Afro-Cuban lives don’t matter to the shameful leaders of Black Lives Matter | Opinion
Now I have the answer to the question I’ve been asking for months.
Why doesn’t the Black Lives Matter movement care that Afro Cubans are being beaten, arrested, and jailed — and after Sunday’s historic protests in Cuba, also killed — for the “crime” of demanding the basic human right to free expression?
How can a movement supposedly dedicated to seeking justice turn a blind eye to what’s going on in Cuba, as if those batons, choke holds, and bullets weren’t used on Black people?
The regrettable, shameful answer came Wednesday night on the organization’s official Instagram page: Because the organization’s leadership stands solidly behind Cuba’s oppressive, white-led Communist regime.
Simply put, Black Cuban lives don’t matter to BLM.
Ideology is what counts, and BLM leaders remain firmly aligned with a discredited oppressive regime that crushes its people, millions of them Black or mixed-race.

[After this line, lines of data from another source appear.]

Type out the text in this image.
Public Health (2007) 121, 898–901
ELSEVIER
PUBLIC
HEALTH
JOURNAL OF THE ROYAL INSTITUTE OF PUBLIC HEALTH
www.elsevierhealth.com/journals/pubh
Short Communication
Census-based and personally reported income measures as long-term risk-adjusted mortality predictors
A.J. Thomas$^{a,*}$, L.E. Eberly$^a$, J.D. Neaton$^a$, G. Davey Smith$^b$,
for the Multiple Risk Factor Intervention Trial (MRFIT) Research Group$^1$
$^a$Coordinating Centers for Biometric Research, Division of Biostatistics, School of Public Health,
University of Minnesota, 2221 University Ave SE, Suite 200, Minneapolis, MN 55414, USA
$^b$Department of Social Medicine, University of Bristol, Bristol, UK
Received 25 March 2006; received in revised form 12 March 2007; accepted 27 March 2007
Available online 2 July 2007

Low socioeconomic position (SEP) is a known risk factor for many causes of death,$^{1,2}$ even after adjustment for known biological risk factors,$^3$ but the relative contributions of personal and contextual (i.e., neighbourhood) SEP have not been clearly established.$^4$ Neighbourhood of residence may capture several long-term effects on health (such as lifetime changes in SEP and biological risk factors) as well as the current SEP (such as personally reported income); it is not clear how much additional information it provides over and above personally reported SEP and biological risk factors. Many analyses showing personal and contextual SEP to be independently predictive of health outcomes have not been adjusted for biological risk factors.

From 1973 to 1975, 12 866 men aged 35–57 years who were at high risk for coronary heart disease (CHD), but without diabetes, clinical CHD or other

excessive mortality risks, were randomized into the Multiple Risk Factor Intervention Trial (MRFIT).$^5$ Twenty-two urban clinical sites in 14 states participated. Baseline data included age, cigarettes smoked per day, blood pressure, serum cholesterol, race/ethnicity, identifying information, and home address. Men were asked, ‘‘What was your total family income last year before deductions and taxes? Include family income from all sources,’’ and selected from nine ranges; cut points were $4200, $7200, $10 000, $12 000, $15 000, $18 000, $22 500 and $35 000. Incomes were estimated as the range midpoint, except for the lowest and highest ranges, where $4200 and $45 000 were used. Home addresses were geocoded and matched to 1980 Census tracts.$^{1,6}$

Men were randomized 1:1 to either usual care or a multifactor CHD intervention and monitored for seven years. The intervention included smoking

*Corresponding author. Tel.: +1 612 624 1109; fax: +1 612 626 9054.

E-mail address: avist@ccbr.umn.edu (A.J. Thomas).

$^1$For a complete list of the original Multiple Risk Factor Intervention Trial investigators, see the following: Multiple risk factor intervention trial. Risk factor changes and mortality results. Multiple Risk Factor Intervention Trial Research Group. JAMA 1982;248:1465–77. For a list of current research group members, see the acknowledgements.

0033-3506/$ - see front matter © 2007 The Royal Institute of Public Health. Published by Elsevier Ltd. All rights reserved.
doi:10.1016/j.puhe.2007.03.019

They remain faithful even though the dissident Cuban left — and, prominently, Afro Cubans — are leading the call for freedom and change.
Using the same tactic and the same words as the Cuban regime, BLM blames all the failures of the 62-year-old dictatorship on the United States.
Instead of condemning the treatment of Afro Cubans, they condemn the U.S. embargo as the cause of what’s happening in Cuba.
“Black Lives Matter condemns the U.S. federal government’s inhumane treatment of Cubans and urges it to immediately lift the embargo,” the statement says. “This cruel and inhumane policy, instituted with the explicit intention of destabilizing the country and undermining Cubans’ rights to choose their own government, is at the heart of Cuba’s current crisis.”
Afro Cubans promptly reacted with a deep sense of pain and betrayal.
“I am Black & Cuban and deeply hurt by the #BLM statement on Cuban protests,” Odette Casamayor-Cisneros, a professor at the University of Pennsylvania, wrote on Twitter. “They are blind and deft [sic] to the Cuban ppl, to their demands. With whom is their solidarity? Certainly not with the people in the streets. LISTEN to us.
“A similar education and awareness that #BLM rightfully demands for white people is what I ask for them,” she tweeted. “I ask BLM to put aside their preconceptions abt #Cuba and listen to the Cubans on the island, their reality not the speeches #BLM wants to believe.”
Brava.
This comes from a Black Cuban woman, she points out, who “dedicates her best energies & scholarship to fight racism and unflinchingly support #BLM struggle.”
Likewise, I have resoundingly supported the Black Lives Matter protests in Miami-Dade and devoted many columns and used my voice in this community to fight racism.
BLM’s refusal to stand with the Cuban people desperately putting their lives on the line, claiming their right to be free, is a punch in the gut.
Afro Cubans, who have fared the worst under the Cuban regime, are leading this new revolution in Cuba.
They created its anthem and soulful rallying cry, “Patria y Vida” — Homeland and Life. And one of them, Maykel Osorbo, is in prison.
BLM should be using its considerable connections and influence with the Cuban government to get him released.
He’s the guy in the viral picture with the handcuff hanging off his arm, defiant, dignified, representing the people of his mostly Black, poor neighborhood in Havana.
Cubans stand united
We, on both sides of the Florida Straits, stand united at a moment we hope will bring uncompromising change in Cuba. Change that delivers on what the people want, not what is convenient for ideologues keeping Latin America stuck in cycle of far-left and far-right battles.
Brave Cubans have taken a decisive step toward a new, pluralistic day with leadership that doesn’t pit Cuban against Cuban and doesn’t militarize children and force them into service to oppress their own people.
In supporting the illegitimate regime led by Miguel Díaz-Canel, never elected by the people but installed by Raúl Castro and his inner circle, BLM is hurting its own cause.
The lack of freedom in Cuba isn’t caused by the U.S. embargo. And there’s not a single video, among the dozens coming out of those impromptu protests, that calls for an end to the embargo.
The loudest, most unequivocal chant, is one: “¡Libertad!”
Freedom.
Despite those who seek to keep Cubans enslaved for their own political and ideological purposes, the Cubans are making themselves heard.
A Black woman, screaming at the top of her lungs in Havana, summed it up best: “We have lived 60 years in lies and deceit and that has to end. [Now] we take off the cloak of silence.”
The Cuban regime has the political power, but it no longer has the people on its side.
When it comes to Cuba, Black Lives Matter is standing on the wrong side of history.